En quoi consiste ce nouveau dispositif ? Un nouveau produit ? Un nouveau service offert par Google ? Non, il s’agit juste de deux lignes modifiées dans un paragraphe de la documentation de Google News. Ce document fait partie des consignes aux webmasters, la sacro-sainte Bible de Google que tout gestionnaire de site web se doit de respecter, sous peine d’être excommunié – entendez « blacklisté », expulsé de l’index sans autre forme de procès.

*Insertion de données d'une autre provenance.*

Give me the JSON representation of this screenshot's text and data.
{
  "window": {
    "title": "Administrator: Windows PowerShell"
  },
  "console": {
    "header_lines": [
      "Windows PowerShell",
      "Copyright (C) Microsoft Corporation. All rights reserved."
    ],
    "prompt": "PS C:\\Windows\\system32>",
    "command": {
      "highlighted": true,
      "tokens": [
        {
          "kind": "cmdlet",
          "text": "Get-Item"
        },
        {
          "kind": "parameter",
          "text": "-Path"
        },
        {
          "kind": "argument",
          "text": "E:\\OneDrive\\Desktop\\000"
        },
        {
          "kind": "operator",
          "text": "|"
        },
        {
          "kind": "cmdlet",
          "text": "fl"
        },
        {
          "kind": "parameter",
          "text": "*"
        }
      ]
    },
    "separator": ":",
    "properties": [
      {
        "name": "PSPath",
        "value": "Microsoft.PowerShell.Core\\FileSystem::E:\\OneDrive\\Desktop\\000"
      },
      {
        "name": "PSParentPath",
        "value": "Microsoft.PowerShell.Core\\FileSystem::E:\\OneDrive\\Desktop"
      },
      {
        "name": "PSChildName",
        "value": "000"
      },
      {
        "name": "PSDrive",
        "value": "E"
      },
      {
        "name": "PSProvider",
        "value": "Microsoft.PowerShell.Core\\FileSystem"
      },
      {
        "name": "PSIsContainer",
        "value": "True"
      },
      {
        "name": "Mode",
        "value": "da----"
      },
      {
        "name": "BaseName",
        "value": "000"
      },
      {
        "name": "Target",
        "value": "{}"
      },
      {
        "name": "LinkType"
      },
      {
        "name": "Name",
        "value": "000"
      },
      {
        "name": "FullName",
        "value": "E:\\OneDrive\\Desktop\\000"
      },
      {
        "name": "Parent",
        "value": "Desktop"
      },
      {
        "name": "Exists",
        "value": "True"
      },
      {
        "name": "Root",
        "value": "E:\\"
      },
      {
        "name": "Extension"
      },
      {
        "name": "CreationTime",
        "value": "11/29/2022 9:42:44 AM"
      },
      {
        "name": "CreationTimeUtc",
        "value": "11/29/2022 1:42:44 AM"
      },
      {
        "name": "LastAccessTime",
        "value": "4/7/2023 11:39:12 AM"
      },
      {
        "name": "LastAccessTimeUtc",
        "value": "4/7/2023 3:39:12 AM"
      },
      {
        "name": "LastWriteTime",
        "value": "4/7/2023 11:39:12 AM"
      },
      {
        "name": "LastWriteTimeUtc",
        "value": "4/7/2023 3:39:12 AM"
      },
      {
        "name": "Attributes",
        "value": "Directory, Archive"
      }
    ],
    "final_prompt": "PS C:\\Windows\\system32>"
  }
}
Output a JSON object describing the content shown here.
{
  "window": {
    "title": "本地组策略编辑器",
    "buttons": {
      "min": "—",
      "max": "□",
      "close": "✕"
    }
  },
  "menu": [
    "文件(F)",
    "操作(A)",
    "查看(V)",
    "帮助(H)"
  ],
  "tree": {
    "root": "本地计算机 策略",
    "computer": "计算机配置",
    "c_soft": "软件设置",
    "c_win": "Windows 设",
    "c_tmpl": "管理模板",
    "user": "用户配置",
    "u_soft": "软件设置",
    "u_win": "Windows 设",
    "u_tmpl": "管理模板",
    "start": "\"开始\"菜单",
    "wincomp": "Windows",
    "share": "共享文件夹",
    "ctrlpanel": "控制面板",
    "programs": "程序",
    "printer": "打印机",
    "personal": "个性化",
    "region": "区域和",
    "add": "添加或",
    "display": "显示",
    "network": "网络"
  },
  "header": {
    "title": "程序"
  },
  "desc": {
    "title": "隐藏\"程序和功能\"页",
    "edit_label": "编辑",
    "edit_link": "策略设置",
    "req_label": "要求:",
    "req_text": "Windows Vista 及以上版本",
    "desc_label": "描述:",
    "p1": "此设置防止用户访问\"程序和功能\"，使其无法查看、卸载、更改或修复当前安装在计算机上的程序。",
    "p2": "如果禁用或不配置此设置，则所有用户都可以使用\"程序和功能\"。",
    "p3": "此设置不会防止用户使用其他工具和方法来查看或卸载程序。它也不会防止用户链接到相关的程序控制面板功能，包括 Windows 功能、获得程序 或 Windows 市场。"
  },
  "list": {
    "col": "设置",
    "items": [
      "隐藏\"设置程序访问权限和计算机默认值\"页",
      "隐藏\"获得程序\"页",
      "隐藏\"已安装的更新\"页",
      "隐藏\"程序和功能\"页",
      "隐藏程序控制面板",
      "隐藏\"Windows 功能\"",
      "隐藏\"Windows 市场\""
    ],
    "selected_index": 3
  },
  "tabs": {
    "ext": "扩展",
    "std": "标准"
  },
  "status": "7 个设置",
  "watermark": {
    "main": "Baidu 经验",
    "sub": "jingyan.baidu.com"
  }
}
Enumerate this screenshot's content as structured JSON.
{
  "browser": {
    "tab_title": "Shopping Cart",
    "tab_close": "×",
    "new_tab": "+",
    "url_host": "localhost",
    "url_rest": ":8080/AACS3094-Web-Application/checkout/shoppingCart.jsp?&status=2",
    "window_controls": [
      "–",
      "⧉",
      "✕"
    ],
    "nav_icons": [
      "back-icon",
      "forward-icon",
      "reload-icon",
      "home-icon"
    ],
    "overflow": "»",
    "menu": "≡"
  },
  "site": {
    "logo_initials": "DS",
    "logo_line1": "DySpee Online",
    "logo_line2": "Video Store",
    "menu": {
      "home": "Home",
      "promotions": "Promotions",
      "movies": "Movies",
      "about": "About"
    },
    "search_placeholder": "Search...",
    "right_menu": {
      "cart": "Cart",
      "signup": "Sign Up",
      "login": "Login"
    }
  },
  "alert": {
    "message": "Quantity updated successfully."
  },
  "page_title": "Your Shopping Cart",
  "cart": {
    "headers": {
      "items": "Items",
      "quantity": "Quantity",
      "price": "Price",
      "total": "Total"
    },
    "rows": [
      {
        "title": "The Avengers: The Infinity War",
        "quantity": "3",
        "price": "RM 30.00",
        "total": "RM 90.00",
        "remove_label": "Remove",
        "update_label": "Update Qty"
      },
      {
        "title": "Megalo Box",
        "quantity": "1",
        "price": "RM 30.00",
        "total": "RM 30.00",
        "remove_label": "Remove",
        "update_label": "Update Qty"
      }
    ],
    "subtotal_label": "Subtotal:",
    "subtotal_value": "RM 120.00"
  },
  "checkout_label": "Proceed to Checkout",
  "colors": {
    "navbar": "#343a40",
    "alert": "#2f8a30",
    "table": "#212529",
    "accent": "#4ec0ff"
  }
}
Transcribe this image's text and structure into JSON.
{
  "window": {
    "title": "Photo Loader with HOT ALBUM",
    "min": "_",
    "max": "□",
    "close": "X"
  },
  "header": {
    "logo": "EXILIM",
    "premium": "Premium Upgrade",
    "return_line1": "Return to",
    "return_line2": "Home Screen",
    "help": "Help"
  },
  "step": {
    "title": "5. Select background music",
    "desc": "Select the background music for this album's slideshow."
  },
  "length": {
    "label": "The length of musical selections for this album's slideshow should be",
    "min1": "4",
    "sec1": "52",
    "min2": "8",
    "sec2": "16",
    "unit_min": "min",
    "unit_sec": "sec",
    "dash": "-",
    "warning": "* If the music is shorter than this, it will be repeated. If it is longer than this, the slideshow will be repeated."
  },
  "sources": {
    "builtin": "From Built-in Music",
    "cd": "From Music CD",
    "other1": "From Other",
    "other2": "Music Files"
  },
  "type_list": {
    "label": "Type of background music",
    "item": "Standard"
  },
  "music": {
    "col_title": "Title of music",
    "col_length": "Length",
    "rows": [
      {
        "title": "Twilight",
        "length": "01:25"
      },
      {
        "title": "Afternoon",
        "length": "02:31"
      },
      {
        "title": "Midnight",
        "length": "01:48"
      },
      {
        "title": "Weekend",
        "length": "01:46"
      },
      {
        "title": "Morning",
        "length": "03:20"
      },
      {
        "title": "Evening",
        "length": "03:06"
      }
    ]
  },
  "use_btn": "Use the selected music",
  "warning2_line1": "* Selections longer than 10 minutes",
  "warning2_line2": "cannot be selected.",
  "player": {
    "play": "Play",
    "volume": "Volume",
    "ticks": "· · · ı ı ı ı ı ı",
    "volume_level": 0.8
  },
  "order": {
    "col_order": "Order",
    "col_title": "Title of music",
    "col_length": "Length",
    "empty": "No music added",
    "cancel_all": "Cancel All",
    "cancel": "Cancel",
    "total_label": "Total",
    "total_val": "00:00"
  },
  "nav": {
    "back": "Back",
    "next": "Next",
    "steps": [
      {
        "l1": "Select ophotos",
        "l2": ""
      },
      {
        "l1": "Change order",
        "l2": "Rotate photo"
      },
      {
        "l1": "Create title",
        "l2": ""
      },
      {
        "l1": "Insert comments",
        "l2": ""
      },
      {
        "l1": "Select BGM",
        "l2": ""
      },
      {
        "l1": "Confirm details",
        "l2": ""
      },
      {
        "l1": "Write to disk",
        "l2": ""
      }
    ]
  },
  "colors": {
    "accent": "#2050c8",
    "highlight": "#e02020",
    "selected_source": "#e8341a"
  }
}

Google a toujours prohibé le cloaking, technique bien connue des référenceurs qui permet de présenter un contenu différent aux internaute en fonction de leur navigateur, leur IP, ou d’autres paramètres. Exemple : si Googlebot peut tranquillement aller sur un site tandis que tous les internautes sont redirigés vers un site de spam, c’est du cloaking, c’est interdit. Il existe toutefois des exceptions : pour les téléphones portables, et pour les sites qui pratiquent la méthode du « First Click Free » (Premier clic gratuit). En clair, si un internaute vient de Google ou Google Actualité et arrive sur votre site, il doit voir le même contenu que ce qui a été présenté au robot. S’il clic sur un autre lien du site, il peut au contraire être redirigé vers une page lui demandant de s’inscrire ou de payer un abonnement.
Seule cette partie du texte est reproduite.